Angela and Beatrice Birket were handsome girls, both of them younger than Cicely, but with their assured manners and knowledge of the world, looking older. They had been brought up strictly by their mother, who had paid great attention to their education. They might have been seen during their childhood on any reasonably fine afternoon walking in Kensington Gardens or Hyde Park with a highly priced French governess, two well, but plainly dressed children with long, straight hair and composed faces. They never appeared in their mother's drawing-room when visitors were there, being employed in a room upstairs either at lessons, or consuming the plainest variety of schoolroom tea. They were taken sometimes to an afternoon concert, and on very rare occasions to a play. When they were at home in London, their days were given to their lessons, with the requisite amount of regular exercise to keep them in good health. In holiday time, in the summer, at Christmas and at Easter, they were allowed to run quite wild, in old clothes at some out-of-the-way seaside place, in country farmhouses, where they scrambled about on ponies and amongst ducks and chickens, or in the country houses of their friends and relations, where there were other children of their age for them to play with. So they had loved the country and hated London, and had never been so surprised in their lives as when they were duly presented and launched in society to find that London was the most amusing place in the world and that all the pains and drudgery to which they had been put there had prepared them for the enjoyment of the manifold interests and pleasures that came in their way. They had developed quickly, and those who had known them in their rather subdued childhood would hardly have known them now.
Of all the places in which they had spent their holidays in days gone by they had liked Kencote best. It had been a paradise of fun and freedom for them; they and Cicely had been happy from morning till night. The elder boys home from school or college had been kind to them, and Frank, the sailor, who was about their own age, and not too proud to make a companion of his sister and cousins, had led the way in all their happy adventures. And they had loved the twins, whom they had seen grow up from babyhood. No, there had been no place like Kencote in the old days, and the pleasure of a visit there still persisted, although it was no longer the most congenial house at which they visited.

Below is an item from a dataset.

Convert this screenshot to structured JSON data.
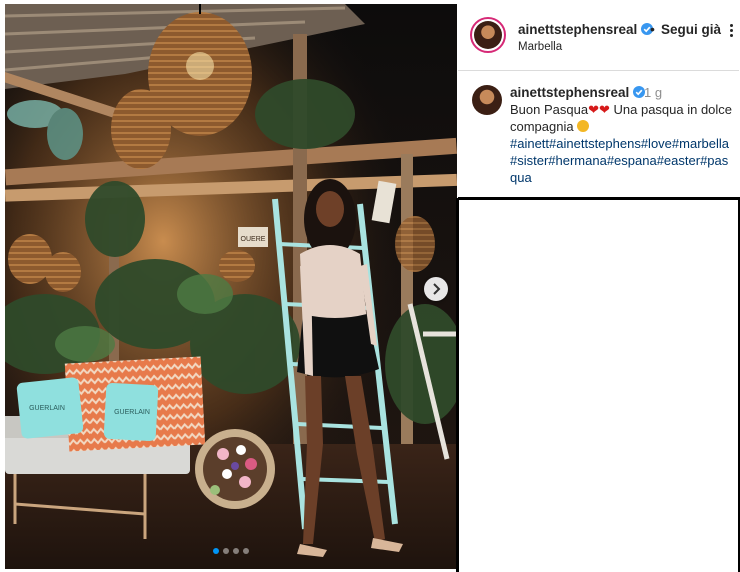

All the party assembled for prayers in the dining-room. That was understood to be the rule. The twins were there, very clean and well brushed and very demure. Mr. Birket wished them good-morning solemnly and hoped that they had slept well, at which they giggled and were rebuked by Miss Bird, when their uncle turned away to ask the same question of Cicely. As Miss Bird said,—What would their uncle think of them if they could not answer a civil question without behaving in that silly fashion? At which they giggled again. Angela and Beatrice, tall and glossy-haired, dressed in white, made a handsome quartet with Dick and Humphrey, the one in smart grey flannel, the other in white.

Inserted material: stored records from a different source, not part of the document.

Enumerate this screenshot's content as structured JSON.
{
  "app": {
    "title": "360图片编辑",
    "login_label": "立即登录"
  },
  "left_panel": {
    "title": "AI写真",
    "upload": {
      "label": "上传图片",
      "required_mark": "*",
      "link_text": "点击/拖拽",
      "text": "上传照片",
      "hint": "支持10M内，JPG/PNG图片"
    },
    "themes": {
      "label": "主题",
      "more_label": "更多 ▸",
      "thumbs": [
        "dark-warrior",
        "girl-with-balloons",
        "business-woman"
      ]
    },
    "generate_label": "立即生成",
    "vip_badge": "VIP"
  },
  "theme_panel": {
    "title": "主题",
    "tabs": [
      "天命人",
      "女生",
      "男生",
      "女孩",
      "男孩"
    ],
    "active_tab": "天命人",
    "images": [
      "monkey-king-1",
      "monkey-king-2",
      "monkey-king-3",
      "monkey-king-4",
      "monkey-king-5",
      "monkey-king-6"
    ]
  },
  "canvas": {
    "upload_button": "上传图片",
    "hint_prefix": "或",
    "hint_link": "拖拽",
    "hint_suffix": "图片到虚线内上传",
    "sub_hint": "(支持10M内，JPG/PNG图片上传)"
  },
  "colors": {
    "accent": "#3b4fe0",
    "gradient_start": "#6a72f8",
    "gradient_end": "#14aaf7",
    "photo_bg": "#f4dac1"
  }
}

"This little rest will do you both good," said Dick. "You shall lie about, and Miss Bird shall read to you. You will go back to the excitements of the metropolis thoroughly refreshed."
"Oh, we are going to be very energetic," said Angela. "We want to play lawn tennis, for one thing. One never gets a chance nowadays, and we both hate croquet."
"We'll get up a tournament," said Humphrey, "and invite the neighbourhood. You'll see some queer specimens. I hear you're writing a book, Trixie."
Beatrice laughed, and blushed a little. "I've left off," she said.
"Ah, I've heard stories about you," said Dick. "Soon have something else to do, eh? Don't blush. I won't tell anybody. Look here, we'll play golf this morning. We laid out quite a decent little course in the park last autumn. And in the afternoon we'll have a picnic."
"Oh, preserve us!" said Humphrey.
"Oh, do let us have a picnic," said Angela.